When Florence Nightingale set about changing the style of nursing it was not a profession it was employment that attracted the likes of the Dickensian character Sarah Gamp. It was certainly not a path for young ladies like Florence herself or those that came after her, such as Emily. It did not happen for her overnight in fact it took until she was well over thirty and the horrors of the Crimean War for her to fulfill a destiny that was ‘a calling from God’.
Young Florence
Nurse Nightingale, was born in the Italian city, Florence, which she is named after in May 1820. Her family were wealthy and well connected enjoying many privileges such as a two houses one for the summer months and the other for wintering. Her education was administered by her father, who taught her and her older sister, Frances Parthenope (after the Italian city she was born in) many subjects that would not have been imparted in traditional education. We do not know about her sister but young Florence had no interest in the more ladylike activities of home making and needlework. She was more drawn to what was considered in the day as masculine pursuits of reading philosophy. It was not masculine or feminine pursuits that inspired Florence to realise her destiny it was a divine calling.
In her teens Florence felt that God had called her forth to help alleviate human suffering. To her this took on the form of caring for the sick. She may not have known what form that would take, but as a devout Unitarian she trusted the calling of the divine.
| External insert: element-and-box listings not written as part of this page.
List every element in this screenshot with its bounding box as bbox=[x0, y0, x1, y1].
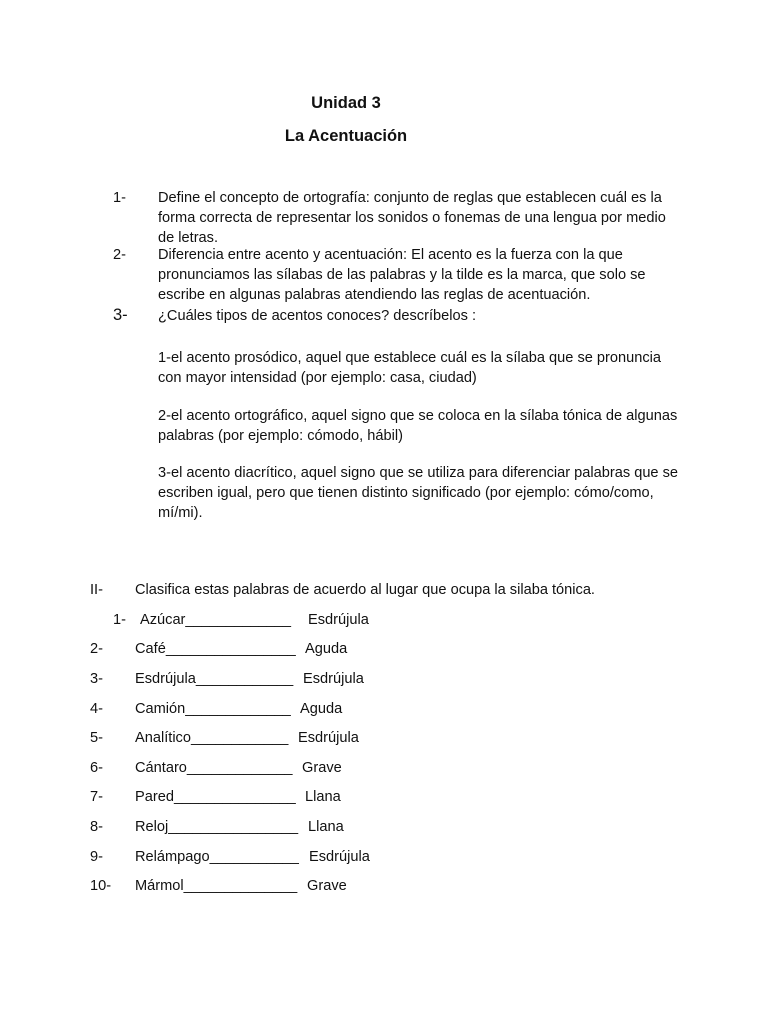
accent-type-paragraph: 3-el acento diacrítico, aquel signo que se utiliza para diferenciar palabras que se escriben igual, pero que tienen distinto significado (por ejemplo: cómo/como, mí/mi). bbox=[158, 465, 679, 521]
row-answer: Grave bbox=[307, 878, 347, 894]
question-number: 1- bbox=[113, 190, 126, 206]
row-answer: Aguda bbox=[305, 641, 348, 657]
row-answer: Grave bbox=[302, 760, 342, 776]
row-word: Relámpago___________ bbox=[135, 849, 299, 865]
row-number: 2- bbox=[90, 641, 103, 657]
classify-row bbox=[0, 610, 768, 630]
row-number: 1- bbox=[113, 612, 126, 628]
row-number: 7- bbox=[90, 789, 103, 805]
row-answer: Llana bbox=[305, 789, 341, 805]
accent-type-paragraph: 1-el acento prosódico, aquel que establece cuál es la sílaba que se pronuncia con mayor intensidad (por ejemplo: casa, ciudad) bbox=[158, 350, 662, 386]
classify-row bbox=[0, 876, 768, 896]
classify-row bbox=[0, 699, 768, 719]
accent-type-paragraph: 2-el acento ortográfico, aquel signo que se coloca en la sílaba tónica de algunas palabras (por ejemplo: cómodo, hábil) bbox=[158, 408, 678, 444]
unit-heading: Unidad 3 bbox=[311, 94, 381, 112]
row-word: Mármol______________ bbox=[135, 878, 298, 894]
row-word: Azúcar_____________ bbox=[140, 612, 291, 628]
question-number: 3- bbox=[113, 306, 128, 324]
classify-row bbox=[0, 669, 768, 689]
row-number: 9- bbox=[90, 849, 103, 865]
row-word: Camión_____________ bbox=[135, 701, 291, 717]
row-word: Esdrújula____________ bbox=[135, 671, 294, 687]
row-answer: Llana bbox=[308, 819, 344, 835]
classify-row bbox=[0, 787, 768, 807]
question-text: Diferencia entre acento y acentuación: El acento es la fuerza con la que pronunciamos las sílabas de las palabras y la tilde es la marca, que solo se escribe en algunas palabras atendiendo las reglas de acentuación. bbox=[158, 247, 646, 303]
row-answer: Esdrújula bbox=[308, 612, 369, 628]
row-word: Analítico____________ bbox=[135, 730, 289, 746]
row-number: 4- bbox=[90, 701, 103, 717]
row-answer: Aguda bbox=[300, 701, 343, 717]
question-text: Define el concepto de ortografía: conjunto de reglas que establecen cuál es la forma correcta de representar los sonidos o fonemas de una lengua por medio de letras. bbox=[158, 190, 666, 246]
classify-row bbox=[0, 639, 768, 659]
row-number: 6- bbox=[90, 760, 103, 776]
classify-row bbox=[0, 728, 768, 748]
row-number: 10- bbox=[90, 878, 112, 894]
row-answer: Esdrújula bbox=[303, 671, 364, 687]
section-number: II- bbox=[90, 582, 103, 598]
row-number: 8- bbox=[90, 819, 103, 835]
row-answer: Esdrújula bbox=[309, 849, 370, 865]
row-word: Pared_______________ bbox=[135, 789, 296, 805]
row-word: Cántaro_____________ bbox=[135, 760, 293, 776]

As nursing was not a profession or indeed a job as such it must have perturbed her greatly. She persisted even if her parents were less than pleased at her proposed path in life. Even if her education was at the time ‘liberal’, society still expected a girl from her background to marry well.
Her father relented and permitted her to attend a school in Germany which taught basic nursing skills for a short time in 1850. She returned in 1851 for further training, increasing her skill base to correct patient observation and hospital management. From there she traveled to Paris, where she spent time training with the Sisters of Mercy. The order was founded by the Venerable Catherine McAuley, an Irishwoman, who like Florence had a calling to help the sick and poor.
In 1831 Catherine founded the Sisters of Mercy, a Religious Congregation largely involved in the care of the poor, the sick and educationally disadvantaged. In the early days, her work was mostly among the people of Dublin, but in time the Congregation spread and became one of the largest Congregations of women, not alone in Ireland, but in the world.